Creo que para la fuerza ideológica que gobierna la Argentina siempre fuimos despreciables. Su ascenso a la cima del poder político nos recuerda, como sujetos despreciables, cuán despreciables seremos siempre. Cuán abominables. Cuán devaluados. Nunca tuvimos valor. Nunca representamos valor. Por ejemplo, las personas LGBTIQ+. Este tiempo pugna por reubicarnos al final de la fila aquella del casting a la que aludía antes. Es la restauración de los normales. Es su revancha. Y es por eso que personalmente siempre discutí la asignación del epíteto de «loco» o «freak» al presidente. No son parámetros legítimos, amén de ser cuerdistas. Para Milei y para buena parte de su electorado, monstruosos siempre fuimos nosotros, que tras una temporada de reconocimientos tenemos que volver a nuestro antro.
¿Hasta dónde imaginás que pueda avanzar la libertad? ¿Cómo analizás este fenómeno electoral a pocos días del inicio del mandato?
Creo que, en términos disciplinadores, avanzó muchísimo. Tensó límites institucionales y corrió el discurso. Cambió el temario y, aunque no logre leyes, aunque solo diga, dice. Y decir es hacer. En este sentido, decir tiene el mismo peso, para mí, que hacer.
¿Te acordás de esa película hermosa que me recomendaste el verano pasado, El triángulo de la tristeza? Pensé varias veces en ella durante la conversación.
Entiendo. Porque el naufragio no reconoce clases sociales. La ausencia de sentido, la acumulación material y la venganza del aplastado.
En este caos, ¿hay alguna palabra legítima que sea escuchada, que tenga valor?
Esta es la parte que más me preocupa. Enormemente. Por eso digo que decir es hacer. Porque si hubo un triunfo, no es electoral. Es ideológico. Es conceptual.
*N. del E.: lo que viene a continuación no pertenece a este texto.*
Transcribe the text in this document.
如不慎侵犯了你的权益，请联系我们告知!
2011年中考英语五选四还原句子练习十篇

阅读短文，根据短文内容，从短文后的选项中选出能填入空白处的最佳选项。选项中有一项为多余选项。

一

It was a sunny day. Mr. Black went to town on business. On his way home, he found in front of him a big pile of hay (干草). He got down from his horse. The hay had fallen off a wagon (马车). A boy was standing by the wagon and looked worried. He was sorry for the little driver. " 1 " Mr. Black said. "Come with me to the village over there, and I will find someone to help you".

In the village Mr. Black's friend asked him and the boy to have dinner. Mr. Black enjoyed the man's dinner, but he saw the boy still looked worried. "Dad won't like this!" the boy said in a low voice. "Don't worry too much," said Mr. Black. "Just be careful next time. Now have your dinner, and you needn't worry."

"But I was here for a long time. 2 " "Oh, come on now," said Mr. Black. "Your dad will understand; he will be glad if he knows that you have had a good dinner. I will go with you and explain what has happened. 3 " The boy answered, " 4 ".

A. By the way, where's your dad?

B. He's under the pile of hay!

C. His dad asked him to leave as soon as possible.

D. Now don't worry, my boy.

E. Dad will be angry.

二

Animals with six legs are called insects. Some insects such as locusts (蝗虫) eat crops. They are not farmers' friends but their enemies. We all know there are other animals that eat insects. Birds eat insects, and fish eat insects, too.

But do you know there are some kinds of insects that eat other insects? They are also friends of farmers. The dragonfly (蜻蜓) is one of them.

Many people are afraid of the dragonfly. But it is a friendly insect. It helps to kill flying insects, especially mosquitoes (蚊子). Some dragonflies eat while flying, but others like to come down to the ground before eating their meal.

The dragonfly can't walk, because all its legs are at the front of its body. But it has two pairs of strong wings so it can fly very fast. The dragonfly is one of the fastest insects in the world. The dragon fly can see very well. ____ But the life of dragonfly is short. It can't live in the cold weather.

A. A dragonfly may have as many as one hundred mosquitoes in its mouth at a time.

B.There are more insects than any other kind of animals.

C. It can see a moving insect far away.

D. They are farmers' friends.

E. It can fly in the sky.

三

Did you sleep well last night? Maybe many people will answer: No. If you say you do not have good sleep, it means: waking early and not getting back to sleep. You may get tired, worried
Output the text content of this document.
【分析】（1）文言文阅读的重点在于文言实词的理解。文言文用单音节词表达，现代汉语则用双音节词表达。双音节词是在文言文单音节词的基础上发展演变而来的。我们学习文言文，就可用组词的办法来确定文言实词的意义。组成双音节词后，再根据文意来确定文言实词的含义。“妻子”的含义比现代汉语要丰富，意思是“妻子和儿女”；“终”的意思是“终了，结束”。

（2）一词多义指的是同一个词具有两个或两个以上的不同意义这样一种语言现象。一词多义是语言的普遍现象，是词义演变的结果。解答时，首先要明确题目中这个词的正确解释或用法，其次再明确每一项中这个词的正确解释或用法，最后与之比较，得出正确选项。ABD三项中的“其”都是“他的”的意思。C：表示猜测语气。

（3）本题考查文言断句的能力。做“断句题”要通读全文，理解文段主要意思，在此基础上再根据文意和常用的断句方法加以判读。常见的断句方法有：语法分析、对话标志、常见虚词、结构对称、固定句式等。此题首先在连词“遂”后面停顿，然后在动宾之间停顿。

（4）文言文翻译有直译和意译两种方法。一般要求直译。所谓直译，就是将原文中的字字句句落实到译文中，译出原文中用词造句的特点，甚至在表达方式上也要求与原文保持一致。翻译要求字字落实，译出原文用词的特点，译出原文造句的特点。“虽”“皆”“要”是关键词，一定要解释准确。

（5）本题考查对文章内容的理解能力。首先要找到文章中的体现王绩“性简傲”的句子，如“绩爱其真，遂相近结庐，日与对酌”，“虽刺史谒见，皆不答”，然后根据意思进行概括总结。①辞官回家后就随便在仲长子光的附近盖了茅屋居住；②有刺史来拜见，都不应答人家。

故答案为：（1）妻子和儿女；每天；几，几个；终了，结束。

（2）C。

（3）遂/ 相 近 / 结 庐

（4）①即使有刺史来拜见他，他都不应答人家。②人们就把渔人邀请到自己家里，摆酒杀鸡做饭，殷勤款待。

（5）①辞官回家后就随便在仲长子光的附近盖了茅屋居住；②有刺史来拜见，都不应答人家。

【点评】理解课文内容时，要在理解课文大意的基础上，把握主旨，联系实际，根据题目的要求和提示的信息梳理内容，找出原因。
La palabra no tiene valor. Es que el corrimiento del discurso que logró La Libertad Avanza es un corrimiento que invalida discursos políticos conocidos que, frente a ese discurso construido como nuevo, automáticamente el peronismo, la izquierda, incluso el PRO parecen antiguos. Los feminismos, las disidencias sexo-genéricas, las luchas antirracistas, en fin, básicamente los discursos que ellos (LLA) dirían progresistas, son viejos para la escucha de la mayoría. Bueno, la única palabra que asoma como palabra legitimada o fuertemente legitimada por el 56 % de los votos hasta el momento es la palabra de La Libertad Avanza, como decías al principio de la charla. Una palabra que tuvo la astucia de envejecer a los otros discursos. Hoy todos los discursos políticos son viejos frente a La Libertad Avanza, que se posicionó como nuevo. Entonces, la pregunta por qué palabra vale hoy es mi máxima preocupación. Cómo entonces vamos a tener que desplegar nuevas estrategias para nuevos discursos. Nuevas estrategias para por cierto poder interpelar y para poder identificar. Creo que el gran trabajo comunicacional es generar identificación, que es lo que logró LLA. Creo que ahí está el trabajo, en cómo identificarse con la ciudadanía toda para resistir o intentar frenar las prácticas genocidas que el progresismo de La Libertad Avanza postula como normal y moderno.